Puzzle
You may roll a standard six-sided die multiple times. Each roll adds its face value to your total score. However, if you roll a number that you’ve already rolled before, your total score becomes zero and the game ends immediately. You may choose to stop at any time. What is the optimal number of rolls to maximise the expected value?
Approach
Clearly, you can roll at most 6 times.
First, let’s compute the probability of rolling distinct numbers — this is straightforward:
| Rolls $n$ | Probability of all distinct outcomes $P(n)$ |
|---|---|
| 1 | 1 |
| 2 | $\frac{5}{6}$ |
| 3 | $\frac{5}{6} \cdot \frac{4}{6} = \frac{20}{36}$ |
| 4 | $\frac{5}{6} \cdot \frac{4}{6} \cdot \frac{3}{6} = \frac{60}{216}$ |
| 5 | $\frac{5}{6} \cdot \frac{4}{6} \cdot \frac{3}{6} \cdot \frac{2}{6} = \frac{120}{1296}$ |
| 6 | $\frac{5}{6} \cdot \frac{4}{6} \cdot \frac{3}{6} \cdot \frac{2}{6} \cdot \frac{1}{6} = \frac{120}{7776}$ |
| 7 | 0 |
Now let’s calculate the expected value (EV) of stopping at each $n$.
For $n = 1$, the expected value is simply $3.5$ (average of 1 to 6).
For $n = 2$, we need to compute the distribution of the sum of two distinct dice values. The sum table (excluding duplicates) is:
| 🎲\🎲 | 1 | 2 | 3 | 4 | 5 | 6 |
|---|---|---|---|---|---|---|
| 1 | 2 | 3 | 4 | 5 | 6 | 7 |
| 2 | 3 | 4 | 5 | 6 | 7 | 8 |
| 3 | 4 | 5 | 6 | 7 | 8 | 9 |
| 4 | 5 | 6 | 7 | 8 | 9 | 10 |
| 5 | 6 | 7 | 8 | 9 | 10 | 11 |
| 6 | 7 | 8 | 9 | 10 | 11 | 12 |
The main diagonal (where both dice show the same number) must be excluded. That leaves us with $6 \times 6 - 6 = 30$ cases.

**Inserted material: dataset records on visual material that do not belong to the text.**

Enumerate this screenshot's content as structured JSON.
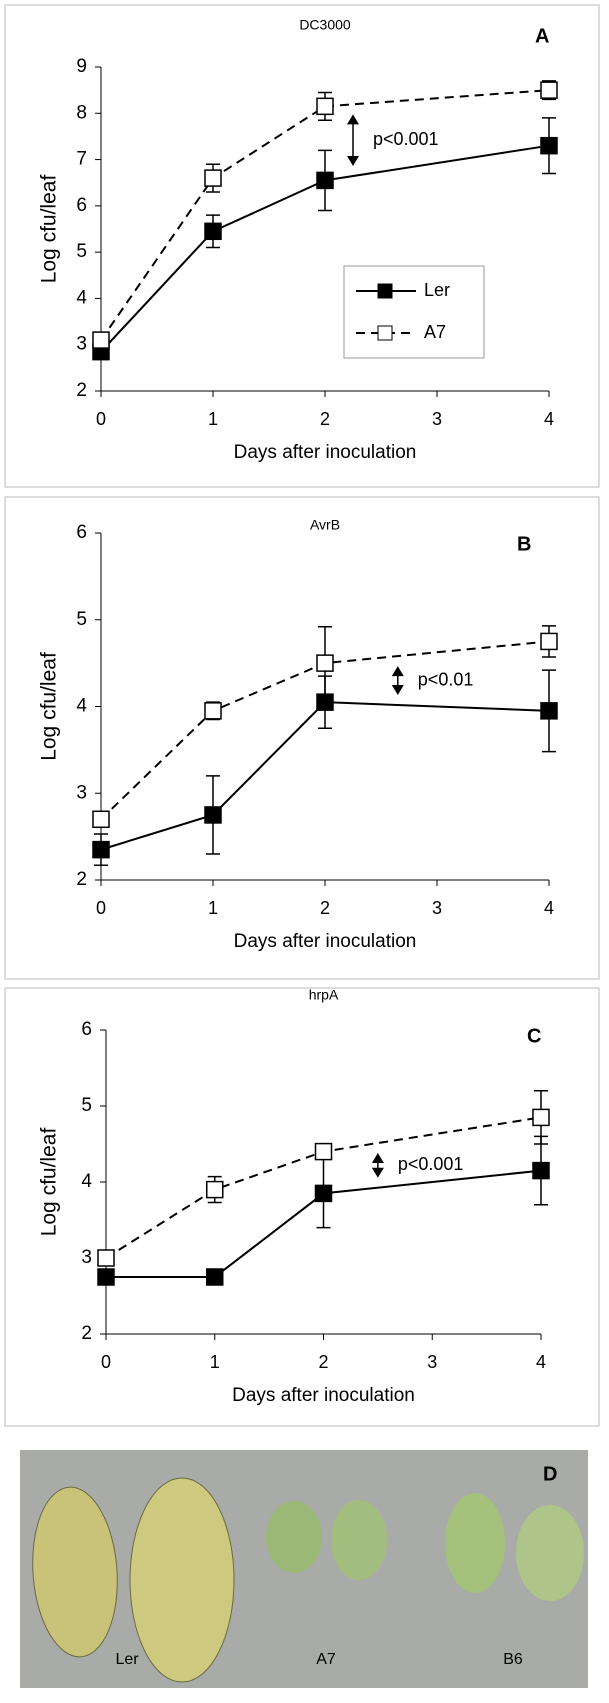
{
  "chart_data": [
    {
      "type": "line",
      "label": "A",
      "title": "DC3000",
      "x_label": "Days after inoculation",
      "y_label": "Log cfu/leaf",
      "x": [
        0,
        1,
        2,
        4
      ],
      "xlim": [
        0,
        4
      ],
      "xticks": [
        0,
        1,
        2,
        3,
        4
      ],
      "ylim": [
        2,
        9
      ],
      "yticks": [
        2,
        3,
        4,
        5,
        6,
        7,
        8,
        9
      ],
      "legend": "lower right",
      "annotation": "p<0.001",
      "series": [
        {
          "name": "Ler",
          "color": "#000000",
          "marker": "filled-square",
          "line_style": "solid",
          "values": [
            2.85,
            5.45,
            6.55,
            7.3
          ],
          "errors": [
            0.15,
            0.35,
            0.65,
            0.6
          ]
        },
        {
          "name": "A7",
          "color": "#000000",
          "marker": "open-square",
          "line_style": "dashed",
          "values": [
            3.1,
            6.6,
            8.15,
            8.5
          ],
          "errors": [
            0.15,
            0.3,
            0.3,
            0.2
          ]
        }
      ]
    },
    {
      "type": "line",
      "label": "B",
      "title": "AvrB",
      "x_label": "Days after inoculation",
      "y_label": "Log cfu/leaf",
      "x": [
        0,
        1,
        2,
        4
      ],
      "xlim": [
        0,
        4
      ],
      "xticks": [
        0,
        1,
        2,
        3,
        4
      ],
      "ylim": [
        2,
        6
      ],
      "yticks": [
        2,
        3,
        4,
        5,
        6
      ],
      "annotation": "p<0.01",
      "series": [
        {
          "color": "#000000",
          "marker": "filled-square",
          "line_style": "solid",
          "values": [
            2.35,
            2.75,
            4.05,
            3.95
          ],
          "errors": [
            0.18,
            0.45,
            0.3,
            0.47
          ]
        },
        {
          "color": "#000000",
          "marker": "open-square",
          "line_style": "dashed",
          "values": [
            2.7,
            3.95,
            4.5,
            4.75
          ],
          "errors": [
            0.08,
            0.1,
            0.42,
            0.18
          ]
        }
      ]
    },
    {
      "type": "line",
      "label": "C",
      "title": "hrpA",
      "x_label": "Days after inoculation",
      "y_label": "Log cfu/leaf",
      "x": [
        0,
        1,
        2,
        4
      ],
      "xlim": [
        0,
        4
      ],
      "xticks": [
        0,
        1,
        2,
        3,
        4
      ],
      "ylim": [
        2,
        6
      ],
      "yticks": [
        2,
        3,
        4,
        5,
        6
      ],
      "annotation": "p<0.001",
      "series": [
        {
          "color": "#000000",
          "marker": "filled-square",
          "line_style": "solid",
          "values": [
            2.75,
            2.75,
            3.85,
            4.15
          ],
          "errors": [
            0.05,
            0.05,
            0.45,
            0.45
          ]
        },
        {
          "color": "#000000",
          "marker": "open-square",
          "line_style": "dashed",
          "values": [
            3.0,
            3.9,
            4.4,
            4.85
          ],
          "errors": [
            0.05,
            0.17,
            0.1,
            0.35
          ]
        }
      ]
    }
  ],
  "photo": {
    "label": "D",
    "captions": [
      "Ler",
      "A7",
      "B6"
    ]
  }
}
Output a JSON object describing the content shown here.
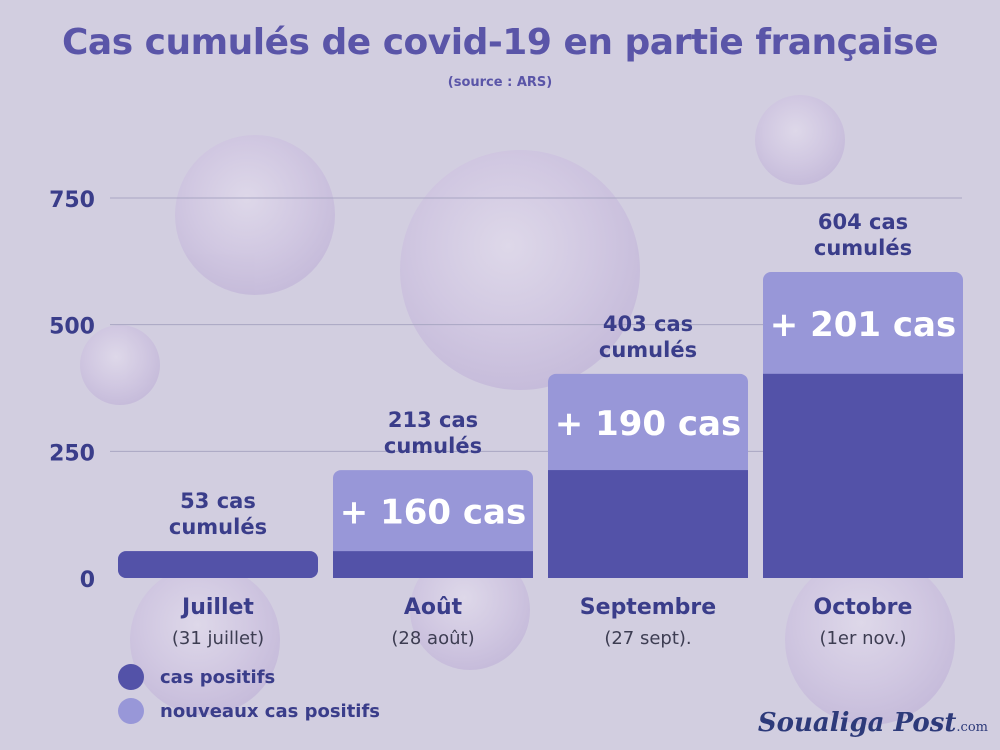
{
  "title": "Cas cumulés de covid-19 en partie française",
  "subtitle": "(source : ARS)",
  "colors": {
    "cumulative": "#5352a8",
    "new": "#9897d8",
    "text_dark": "#3a3d8a",
    "title": "#5a55a8"
  },
  "chart_data": {
    "type": "bar",
    "stacked": true,
    "title": "Cas cumulés de covid-19 en partie française",
    "categories": [
      "Juillet",
      "Août",
      "Septembre",
      "Octobre"
    ],
    "category_sublabels": [
      "(31 juillet)",
      "(28 août)",
      "(27 sept).",
      "(1er nov.)"
    ],
    "series": [
      {
        "name": "cas positifs",
        "values": [
          53,
          53,
          213,
          403
        ]
      },
      {
        "name": "nouveaux cas positifs",
        "values": [
          0,
          160,
          190,
          201
        ]
      }
    ],
    "totals": [
      53,
      213,
      403,
      604
    ],
    "total_labels": [
      [
        "53 cas",
        "cumulés"
      ],
      [
        "213 cas",
        "cumulés"
      ],
      [
        "403 cas",
        "cumulés"
      ],
      [
        "604 cas",
        "cumulés"
      ]
    ],
    "increment_labels": [
      "",
      "+  160 cas",
      "+  190 cas",
      "+  201 cas"
    ],
    "ylim": [
      0,
      750
    ],
    "yticks": [
      0,
      250,
      500,
      750
    ],
    "grid": true,
    "legend_position": "bottom-left"
  },
  "legend": {
    "items": [
      {
        "label": "cas positifs",
        "color": "#5352a8"
      },
      {
        "label": "nouveaux cas positifs",
        "color": "#9897d8"
      }
    ]
  },
  "logo": {
    "main": "Soualiga Post",
    "suffix": ".com"
  }
}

If you observe closely, the table is symmetric around the anti-diagonal, and the average of any symmetric pair is 7 (e.g., 6 and 8, 5 and 9, etc.). Therefore, the expected sum is 7.
So, the expected value for $n = 2$ is:
$$ P(2) \times 7 = \frac{5}{6} \times 7 = \frac{35}{6} \approx 5.83 $$Here’s a key insight: even with the restriction on duplicates, the expected value of $n$ rolls (conditioned on all being distinct) is simply $3.5 \times n$.
We can confirm this for $n = 6$, where the only possible sequence is $(1+2+3+4+5+6) = 21 = 3.5 \times 6$.
So, the general formula becomes:
$$ E(n) = P(n) \times 3.5 \times n $$Calculating the expected value for each possible roll count:
| Rolls $n$ | Expected Value $E(n)$ |
|---|---|
| 1 | 3.5 |
| 2 | $\frac{5}{6} \times 3.5 \times 2 = \frac{5}{6} \times 7 \approx 5.83$ |
| 3 | $\frac{20}{36} \times 10.5 \approx 5.83$ |
| 4 | $\frac{60}{216} \times 14 \approx 3.88$ |
| 5 | $\frac{120}{1296} \times 17.5 \approx 1.62$ |
| 6 | $\frac{120}{7776} \times 21 = 0.32$ |
Hence, the expected value is maximised when you roll 2 or 3 times, both yielding approximately 5.83.